Your Dog's Eyes
Dogs see the world through very different eyes to us, here’s 5 ways how:
It's long been believed that dogs are colour blind or that they can only see in black and white. However, dogs can in fact see colours, just along a different and more limited spectrum. They have fewer colour receptors in their retinas than we humans do, meaning that colours don’t appear as vibrant to them, but this also means that they are able to distinguish between shades of grey much more accurately than we can.
Human sight is sharper than dogs’ - what a dog can see happening at 20 feet away is similar to the accuracy of what a human can see at 75 feet away. As their sight doesn’t always allow them ultra in depth analysis of what’s in front of them, they often they let their noses step in to help them decipher what it is they’re seeing.
Though humans might see the world in more detail than dogs, our eyes being directly on the front of our heads leaves us at a disadvantage. Depending upon breed and eye placement, dogs can enjoy up to 250 degrees of peripheral vision, while we are left with around 190. Dogs can also see in low light up to seven times better than we can, as a reflective layer in their eye intensifies available light (cats are in fact better than both of us at this, but shhh… don’t tell them!)

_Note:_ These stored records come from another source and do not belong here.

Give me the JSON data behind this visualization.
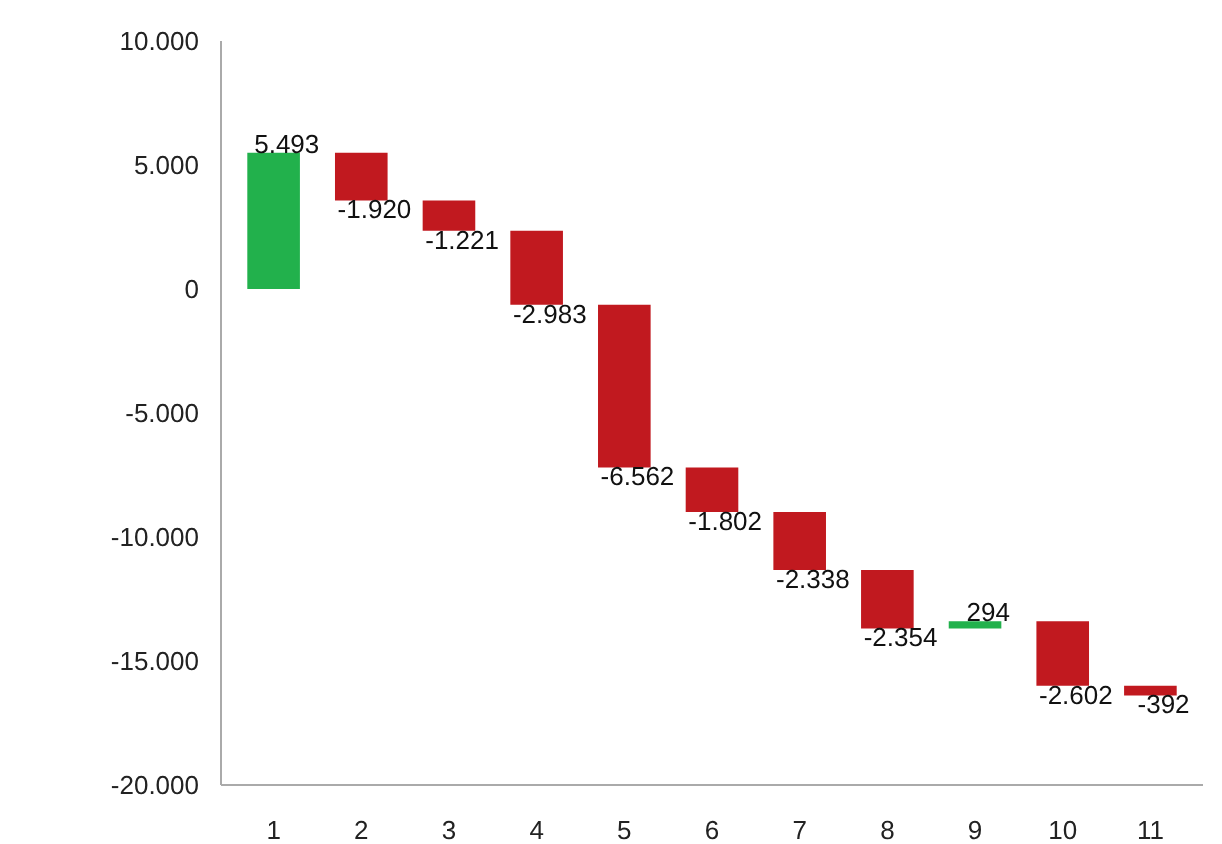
{
  "chart_data": {
    "type": "bar",
    "categories": [
      "1",
      "2",
      "3",
      "4",
      "5",
      "6",
      "7",
      "8",
      "9",
      "10",
      "11"
    ],
    "values": [
      5493,
      -1920,
      -1221,
      -2983,
      -6562,
      -1802,
      -2338,
      -2354,
      294,
      -2602,
      -392
    ],
    "base": [
      0,
      5493,
      3573,
      2352,
      -631,
      -7193,
      -8995,
      -11333,
      -13687,
      -13393,
      -15995
    ],
    "colors": [
      "#22b14c",
      "#c1191f",
      "#c1191f",
      "#c1191f",
      "#c1191f",
      "#c1191f",
      "#c1191f",
      "#c1191f",
      "#22b14c",
      "#c1191f",
      "#c1191f"
    ],
    "value_labels": [
      "5.493",
      "-1.920",
      "-1.221",
      "-2.983",
      "-6.562",
      "-1.802",
      "-2.338",
      "-2.354",
      "294",
      "-2.602",
      "-392"
    ],
    "ylim": [
      -20000,
      10000
    ],
    "yticks": [
      {
        "value": 10000,
        "label": "10.000"
      },
      {
        "value": 5000,
        "label": "5.000"
      },
      0,
      {
        "value": -5000,
        "label": "-5.000"
      },
      {
        "value": -10000,
        "label": "-10.000"
      },
      {
        "value": -15000,
        "label": "-15.000"
      },
      {
        "value": -20000,
        "label": "-20.000"
      }
    ],
    "grid": false
  }
}
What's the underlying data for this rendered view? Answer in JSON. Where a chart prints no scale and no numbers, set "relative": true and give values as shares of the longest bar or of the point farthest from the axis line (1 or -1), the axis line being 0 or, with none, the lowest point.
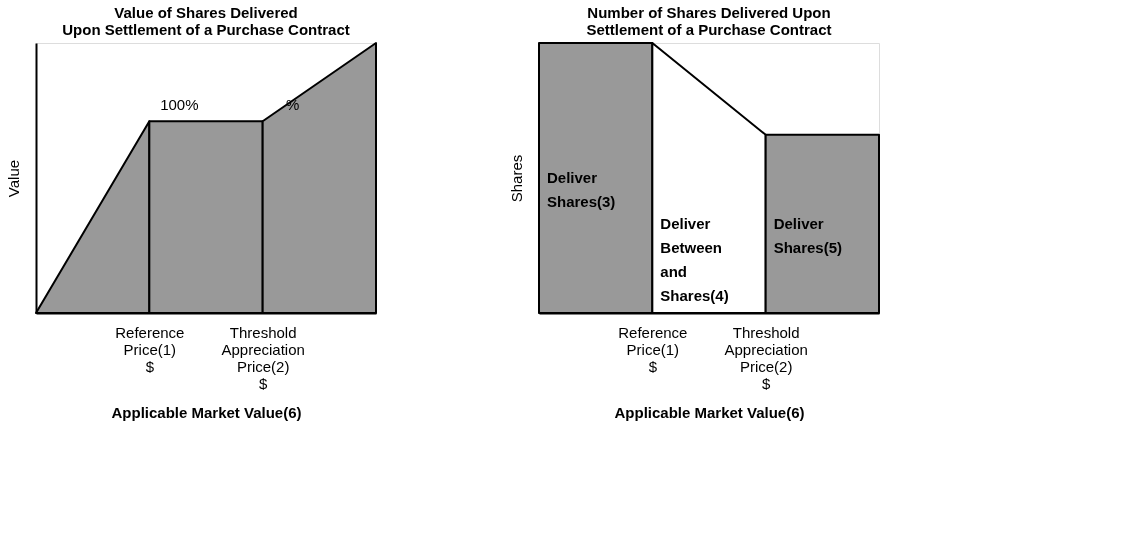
{
  "chart_data": [
    {
      "type": "area",
      "relative": true,
      "title": "Value of Shares Delivered\nUpon Settlement of a Purchase Contract",
      "xlabel": "Applicable Market Value(6)",
      "ylabel": "Value",
      "grid": false,
      "categories": [
        null,
        "Reference Price(1) $",
        "Threshold Appreciation Price(2) $",
        null
      ],
      "series": [
        {
          "color": "#999999",
          "values": [
            0,
            0.71,
            null,
            null
          ]
        },
        {
          "color": "#999999",
          "values": [
            null,
            0.71,
            0.71,
            null
          ]
        },
        {
          "color": "#999999",
          "values": [
            null,
            null,
            0.71,
            1
          ]
        }
      ],
      "annotations": [
        "100%",
        "%"
      ]
    },
    {
      "type": "area",
      "relative": true,
      "title": "Number of Shares Delivered Upon\nSettlement of a Purchase Contract",
      "xlabel": "Applicable Market Value(6)",
      "ylabel": "Shares",
      "grid": false,
      "categories": [
        null,
        "Reference Price(1) $",
        "Threshold Appreciation Price(2) $",
        null
      ],
      "series": [
        {
          "color": "#999999",
          "values": [
            1,
            1,
            null,
            null
          ]
        },
        {
          "color": "#ffffff",
          "values": [
            null,
            1,
            0.66,
            null
          ]
        },
        {
          "color": "#999999",
          "values": [
            null,
            null,
            0.66,
            0.66
          ]
        }
      ],
      "annotations": [
        "Deliver Shares(3)",
        "Deliver Between and Shares(4)",
        "Deliver Shares(5)"
      ]
    }
  ]
}
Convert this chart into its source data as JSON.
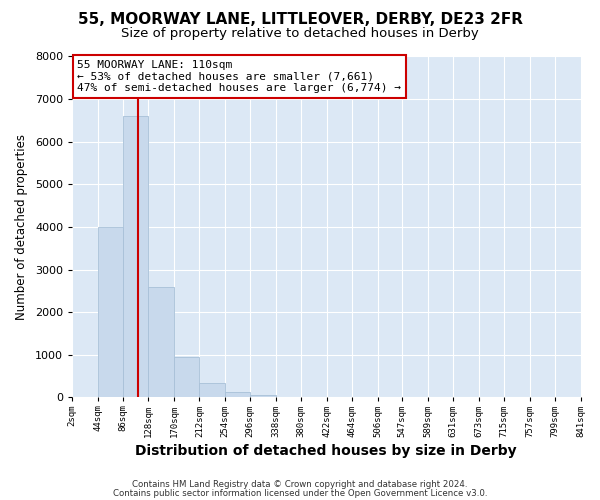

Dogs have a third eyelid which acts effectively as their eyes’ windscreen wiper, keeping them clean and helping to protect against injury. It’s hidden away most of the time, but is located in the inner corner of the eyes, and closes fully while they sleep.
Brown is the “default” eye colour for our pups, but varies dependent on the amount of melanin in the iris and can even be connected with coat colour. Some breeds eyes change colour from puppyhood to maturity as their melanin production increases, such as the Hungarian Vizsla whose eyes turn from a blue/white to an amber gold/brown similar to their fur as they grow up!